Der Oberste Gerichtshof hat am 26. Juni 2003 durch den Senatspräsidenten des Obersten Gerichtshofes Dr. Markel als Vorsitzenden sowie durch die Hofräte des Obersten Gerichtshofes Dr. Schmucker, Dr. Zehetner, Dr. Danek und Dr. Kirchbacher als weitere Richter, in Gegenwart der Richteramtsanwärterin Mag. Burtscher als Schriftführerin, in der Strafsache gegen Friedrich H***** wegen des Verbrechens der versuchten schweren Erpressung nach §§ 15, 144, 145 Abs 1 Z 1 und Abs 2 Z 1 StGB sowie weiterer strafbarer Handlungen aus Anlass der Nichtigkeitsbeschwerde und über die Berufung des Angeklagten gegen das Urteil des Landesgerichtes Innsbruck vom 4. Februar 2003, GZ 28 Hv 118/02z-178, nach öffentlicher Verhandlung in Anwesenheit des Vertreters des Generalprokurators, Generalanwalt Dr. Lässig, des Angeklagten und seiner Verteidigerin Mag. Rottner, zu Recht erkannt:

Spruch

Aus Anlass der Nichtigkeitsbeschwerde des Angeklagten Friedrich H*****, über die bereits mit gesonderten Beschluss erkannt worden ist, wird das Urteil, das im Übrigen unberührt bleibt, in der diesen Angeklagten betreffenden rechtlichen Unterstellung der in zu A 2 und 4 festgestellten Tatsachen auch unter die Qualifikation des § 145 Abs 1 Z 1 StGB und demgemäß im Strafausspruch (mit Ausnahme der Vorhaftanrechnung) aufgehoben.
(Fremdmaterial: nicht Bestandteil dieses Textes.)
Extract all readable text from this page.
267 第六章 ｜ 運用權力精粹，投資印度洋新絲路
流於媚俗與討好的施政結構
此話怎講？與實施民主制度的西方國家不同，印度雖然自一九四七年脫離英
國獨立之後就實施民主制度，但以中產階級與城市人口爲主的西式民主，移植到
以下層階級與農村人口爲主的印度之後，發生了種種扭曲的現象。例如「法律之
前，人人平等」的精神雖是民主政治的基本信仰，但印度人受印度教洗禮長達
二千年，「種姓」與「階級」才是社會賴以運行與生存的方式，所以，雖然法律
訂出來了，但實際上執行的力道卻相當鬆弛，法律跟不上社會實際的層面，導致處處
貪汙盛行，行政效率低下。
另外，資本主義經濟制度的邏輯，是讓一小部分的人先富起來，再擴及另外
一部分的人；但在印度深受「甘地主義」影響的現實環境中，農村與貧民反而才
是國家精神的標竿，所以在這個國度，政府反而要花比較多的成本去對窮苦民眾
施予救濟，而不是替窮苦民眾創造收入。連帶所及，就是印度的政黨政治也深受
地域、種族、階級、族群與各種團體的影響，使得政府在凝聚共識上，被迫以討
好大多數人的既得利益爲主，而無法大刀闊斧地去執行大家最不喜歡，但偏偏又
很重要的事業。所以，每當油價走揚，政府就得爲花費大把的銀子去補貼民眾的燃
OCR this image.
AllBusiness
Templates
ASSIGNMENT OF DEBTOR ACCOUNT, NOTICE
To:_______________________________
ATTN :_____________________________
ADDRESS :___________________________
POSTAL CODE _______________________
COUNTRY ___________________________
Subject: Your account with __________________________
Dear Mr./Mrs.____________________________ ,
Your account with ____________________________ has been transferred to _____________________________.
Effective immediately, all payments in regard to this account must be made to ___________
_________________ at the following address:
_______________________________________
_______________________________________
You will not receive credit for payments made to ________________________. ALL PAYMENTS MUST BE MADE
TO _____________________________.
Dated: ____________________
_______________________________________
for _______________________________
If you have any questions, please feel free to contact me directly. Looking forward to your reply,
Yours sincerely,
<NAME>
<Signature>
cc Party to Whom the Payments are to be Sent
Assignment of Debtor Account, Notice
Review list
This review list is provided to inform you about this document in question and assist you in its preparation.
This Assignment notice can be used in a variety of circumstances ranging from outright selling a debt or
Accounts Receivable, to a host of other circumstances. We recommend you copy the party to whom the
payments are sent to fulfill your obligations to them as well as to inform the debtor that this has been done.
Gemäß § 288 Abs 2 Z 3 StPO wird in der Sache selbst zu Recht erkannt:

Friedrich H***** hat durch die zu A 2 und 4 des Schuldspruches als erwiesen angenommenen Tatsachen die Verbrechen der versuchten schweren Erpressung nach §§ 15, 144, 145 Abs 2 Z 1 StGB begangen und wird hiefür sowie für die unberührt gebliebenen Schuldsprüche wegen der Vergehen der kriminellen Vereinigung nach § 278 Abs 1 StGB, der versuchten Nötigung nach §§ 15, 105 Abs 1 StGB sowie der versuchten Körperverletzung nach §§ 15, 83 Abs 1 StGB unter Anwendung von § 28 Abs 1 StGB nach § 145 Abs 1 StGB zu einer Freiheitsstrafe von 5 ½ (fünfeinhalb) Jahren verurteilt.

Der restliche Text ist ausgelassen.